O recurso a engenhos explosivos para surpreender, produzir danos, e intimidar o IN, constitui, eventualmente, o processo mais vil de fazer a guerra. E, por vezes, também é preverso, ao ponto de queimar as mãos aos próprios manipuladores ou aos que deles esperam protecção.
Por outro lado, o recurso a campos de minas para defesa dos locais onde ficava sediada a tropa, poderia derivar do medo de ser surpreendido na própria "casa", medo que tive oportunidade de verificar, "atacava" alguns comandantes. O perigo dessas instalações estava sempre presente, tanto no(s) acto(s), de instalar, como na "limpesa" do terreno. Vou reportar-me a duas estórias ocorridas em Piche para ilustrar o que referi:
Um senhor major, por motivos que não posso referir, montou na área aquartelada um ou mais engenhos perto do local onde habitualmente se encontrava. Disso resultaram danos físicos graves na NT. Um "especialista" foi incumbido de armadilhar/minar uma faixa da margem do Corubal onde, supostamente, se praticava a cambança. Mais de um ano depois, com o terreno irreconhecível e o que restava de um "croqui" mal amanhado, perdeu um pé quando ali se deslocou para "limpar" o terreno.

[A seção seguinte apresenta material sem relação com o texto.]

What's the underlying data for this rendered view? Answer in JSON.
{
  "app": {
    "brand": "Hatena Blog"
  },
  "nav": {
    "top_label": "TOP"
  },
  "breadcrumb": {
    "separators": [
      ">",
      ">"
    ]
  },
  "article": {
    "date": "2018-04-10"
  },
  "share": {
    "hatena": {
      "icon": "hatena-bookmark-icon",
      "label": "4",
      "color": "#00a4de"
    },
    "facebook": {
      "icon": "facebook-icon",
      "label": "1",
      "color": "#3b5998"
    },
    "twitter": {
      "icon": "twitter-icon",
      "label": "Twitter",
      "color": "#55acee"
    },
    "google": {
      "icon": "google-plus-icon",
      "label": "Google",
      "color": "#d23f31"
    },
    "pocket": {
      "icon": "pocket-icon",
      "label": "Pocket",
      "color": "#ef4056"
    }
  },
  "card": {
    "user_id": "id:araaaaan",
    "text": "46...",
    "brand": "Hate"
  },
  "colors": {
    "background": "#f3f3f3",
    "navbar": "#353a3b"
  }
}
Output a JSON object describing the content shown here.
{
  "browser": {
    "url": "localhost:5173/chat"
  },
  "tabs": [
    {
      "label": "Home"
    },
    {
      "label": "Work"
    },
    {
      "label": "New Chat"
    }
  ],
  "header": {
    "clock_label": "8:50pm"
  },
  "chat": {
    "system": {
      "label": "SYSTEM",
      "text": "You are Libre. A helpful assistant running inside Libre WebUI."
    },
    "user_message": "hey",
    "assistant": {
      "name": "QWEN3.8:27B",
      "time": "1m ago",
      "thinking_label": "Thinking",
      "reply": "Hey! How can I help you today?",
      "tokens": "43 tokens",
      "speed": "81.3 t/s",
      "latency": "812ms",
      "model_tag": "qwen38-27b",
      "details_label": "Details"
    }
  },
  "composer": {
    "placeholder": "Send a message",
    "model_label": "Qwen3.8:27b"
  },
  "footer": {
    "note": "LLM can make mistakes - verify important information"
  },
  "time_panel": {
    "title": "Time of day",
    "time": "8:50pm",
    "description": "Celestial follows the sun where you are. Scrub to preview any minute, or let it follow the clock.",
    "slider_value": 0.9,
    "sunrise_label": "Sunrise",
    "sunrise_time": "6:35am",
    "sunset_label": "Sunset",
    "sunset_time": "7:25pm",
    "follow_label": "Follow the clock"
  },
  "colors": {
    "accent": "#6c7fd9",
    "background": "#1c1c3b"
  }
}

O nosso querido Luís Faria contou-nos a estória de como um conhecido e jovem capitão insistiu para que detectasse e levantasse as minas que outrém colocara numa bolanha em estado alagado. Um disparate a que conseguiu furtar-se.
Levantei umas quantas minas, poucas felizmente, e cheguei a montar armadilhas (portas nos trilhos) para passar noites tranquilas, mas depressa concluí dos perigos emanentes, e que a melhor defesa seria o combate sério.
Por isso, uma ocasião deixei um saco com minas que me mandaram colocar num trilho fronteiriço a norte de Bajocunda, num lugar onde havia ramos familiares de um e outro lado da fronteira. Nunca mais se falou no assunto, e não tive que fazer a "limpesa", mas imagine-se os danos que poderia ter causado em civis, velhos ou crianças.
Quero com isto dizer, que essas "brincadeiras" para alguns senhores, constituíam sérios riscos para todos os que (até fora de tempo) contactassem com aquela forma de fazer a guerra. E se me dei a estes "luxos" de decidir em causa própria, era porque andava só com um pelotão, e as ordens superiores podiam ser adaptadas às nossas conveniências e critérios que a tarimba determinava. Aliás, já aqui contei como ia ficando sem pelinhos púbicos, quando uma granada rebentou por baixo deste que vos escreve, enquanto eu armadilhava o espaço entre arames na defesa periférica de Bajocunda para garantia dos bons sonhos de uns poucos senhores. Talvez tivesse merecido uma medalha, mas não teria graça nenhuma, nem o verdadeiro mérito que justificasse a morte.